The bad news buried in the 4.0% GDP growth in Q2

The U.S. economy grew 4.0% in the second quarter of 2014, its fastest pace since fall of 2013. First-quarter GDP was revised to negative 2.1% from a previously reported contraction of 2.9%.

So is the economy back in action? Not so fast, says New York Times senior economics correspondent Neil Irwin. "It's a good news, bad news story," he says.

“A big chunk of the growth we saw in the second quarter was driven by inventories,” he says. “That doesn’t really tell you anything about the future, that just means there’s more stuff on store shelves and warehouses which means that maybe growth isn’t going to skyrocket in the quarters ahead.”

Related: Q2 is the best economic growth we'll see all year: Peter Schiff

Still, Irwin has a solid outlook for the quarters ahead.

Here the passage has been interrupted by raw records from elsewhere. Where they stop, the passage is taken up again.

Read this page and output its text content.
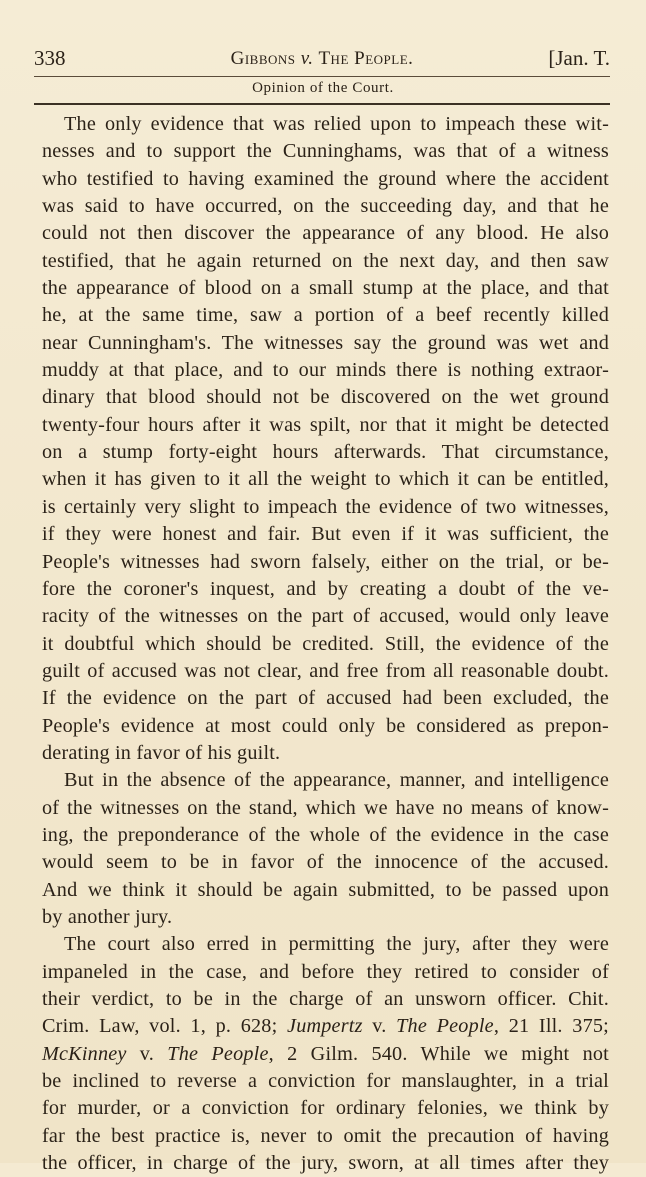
338	Gibbons v. The People.	[Jan. T.
Opinion of the Court.
The only evidence that was relied upon to impeach these wit-
nesses and to support the Cunninghams, was that of a witness
who testified to having examined the ground where the accident
was said to have occurred, on the succeeding day, and that he
could not then discover the appearance of any blood. He also
testified, that he again returned on the next day, and then saw
the appearance of blood on a small stump at the place, and that
he, at the same time, saw a portion of a beef recently killed
near Cunningham's. The witnesses say the ground was wet and
muddy at that place, and to our minds there is nothing extraor-
dinary that blood should not be discovered on the wet ground
twenty-four hours after it was spilt, nor that it might be detected
on a stump forty-eight hours afterwards. That circumstance,
when it has given to it all the weight to which it can be entitled,
is certainly very slight to impeach the evidence of two witnesses,
if they were honest and fair. But even if it was sufficient, the
People's witnesses had sworn falsely, either on the trial, or be-
fore the coroner's inquest, and by creating a doubt of the ve-
racity of the witnesses on the part of accused, would only leave
it doubtful which should be credited. Still, the evidence of the
guilt of accused was not clear, and free from all reasonable doubt.
If the evidence on the part of accused had been excluded, the
People's evidence at most could only be considered as prepon-
derating in favor of his guilt.
But in the absence of the appearance, manner, and intelligence
of the witnesses on the stand, which we have no means of know-
ing, the preponderance of the whole of the evidence in the case
would seem to be in favor of the innocence of the accused.
And we think it should be again submitted, to be passed upon
by another jury.
The court also erred in permitting the jury, after they were
impaneled in the case, and before they retired to consider of
their verdict, to be in the charge of an unsworn officer. Chit.
Crim. Law, vol. 1, p. 628; Jumpertz v. The People, 21 Ill. 375;
McKinney v. The People, 2 Gilm. 540. While we might not
be inclined to reverse a conviction for manslaughter, in a trial
for murder, or a conviction for ordinary felonies, we think by
far the best practice is, never to omit the precaution of having
the officer, in charge of the jury, sworn, at all times after they
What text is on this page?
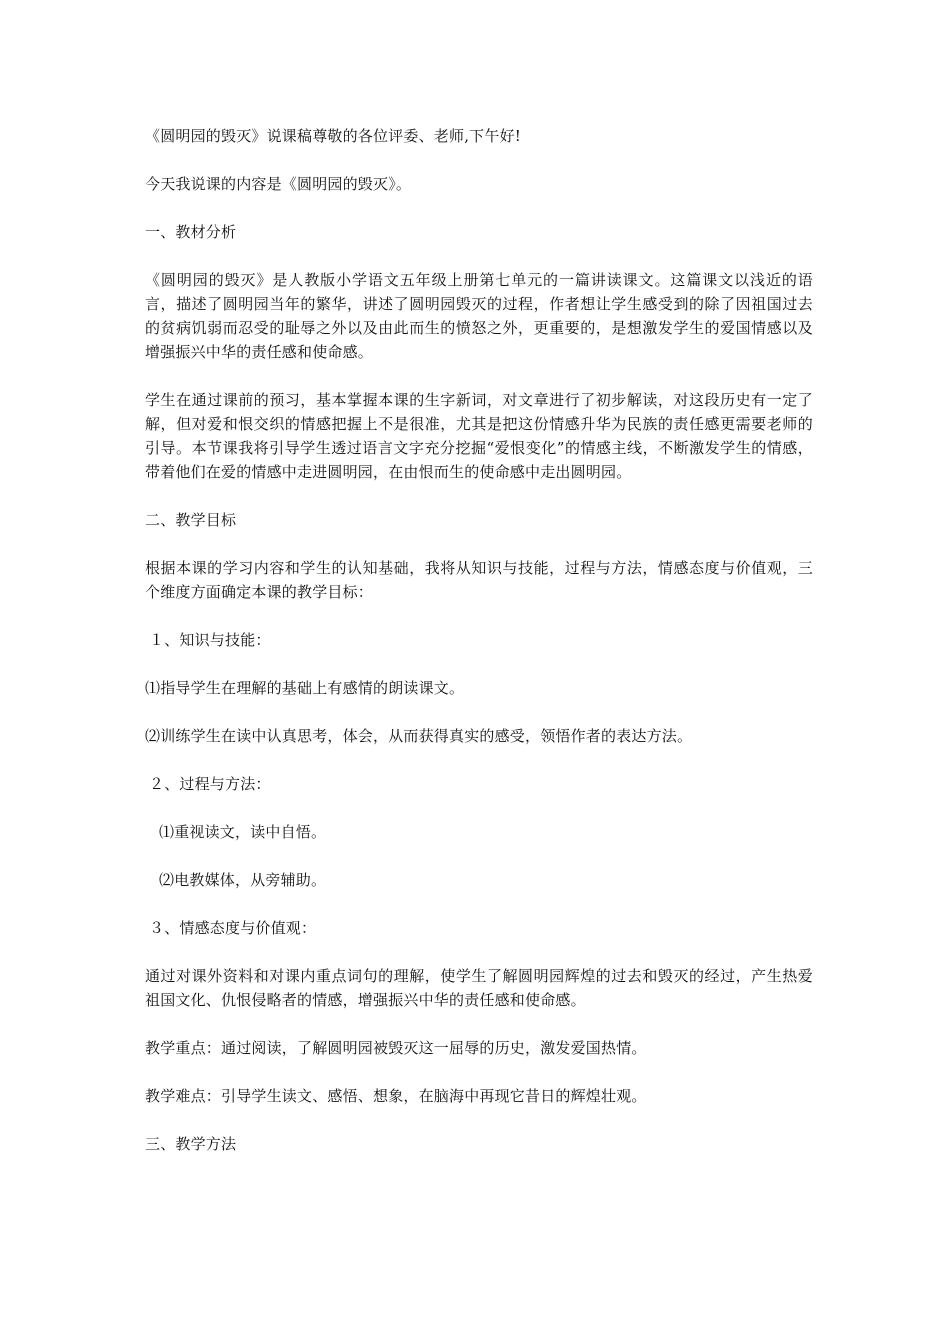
《圆明园的毁灭》说课稿尊敬的各位评委、老师,下午好!

今天我说课的内容是《圆明园的毁灭》。

一、教材分析

《圆明园的毁灭》是人教版小学语文五年级上册第七单元的一篇讲读课文。这篇课文以浅近的语言，描述了圆明园当年的繁华，讲述了圆明园毁灭的过程，作者想让学生感受到的除了因祖国过去的贫病饥弱而忍受的耻辱之外以及由此而生的愤怒之外，更重要的，是想激发学生的爱国情感以及增强振兴中华的责任感和使命感。

学生在通过课前的预习，基本掌握本课的生字新词，对文章进行了初步解读，对这段历史有一定了解，但对爱和恨交织的情感把握上不是很准，尤其是把这份情感升华为民族的责任感更需要老师的引导。本节课我将引导学生透过语言文字充分挖掘“爱恨变化”的情感主线，不断激发学生的情感，带着他们在爱的情感中走进圆明园，在由恨而生的使命感中走出圆明园。

二、教学目标

根据本课的学习内容和学生的认知基础，我将从知识与技能，过程与方法，情感态度与价值观，三个维度方面确定本课的教学目标：

１、知识与技能：

⑴指导学生在理解的基础上有感情的朗读课文。

⑵训练学生在读中认真思考，体会，从而获得真实的感受，领悟作者的表达方法。

２、过程与方法：

⑴重视读文，读中自悟。

⑵电教媒体，从旁辅助。

３、情感态度与价值观：

通过对课外资料和对课内重点词句的理解，使学生了解圆明园辉煌的过去和毁灭的经过，产生热爱祖国文化、仇恨侵略者的情感，增强振兴中华的责任感和使命感。

教学重点：通过阅读，了解圆明园被毁灭这一屈辱的历史，激发爱国热情。

教学难点：引导学生读文、感悟、想象，在脑海中再现它昔日的辉煌壮观。

三、教学方法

A contraction of 2.1% isn’t the true state of the economy, he says, “but also 4% isn’t the true underlying trend, and it’s not quite as good as it might sound.”

Irwin predicts that the growth rate for the year will remain between 2%-2.5%. “It’s steady growth, not a recession and not a down-turn, but also not a boom or expansion," he says.

Fed Chair Janet Yellen delivers the FOMC statement at 2pm on Wednesday, but Irwin doesn’t see anything in the GDP report that will affect the trajectory of tapering. “It seems almost certain they’ll continue that until they’re done in October," he adds.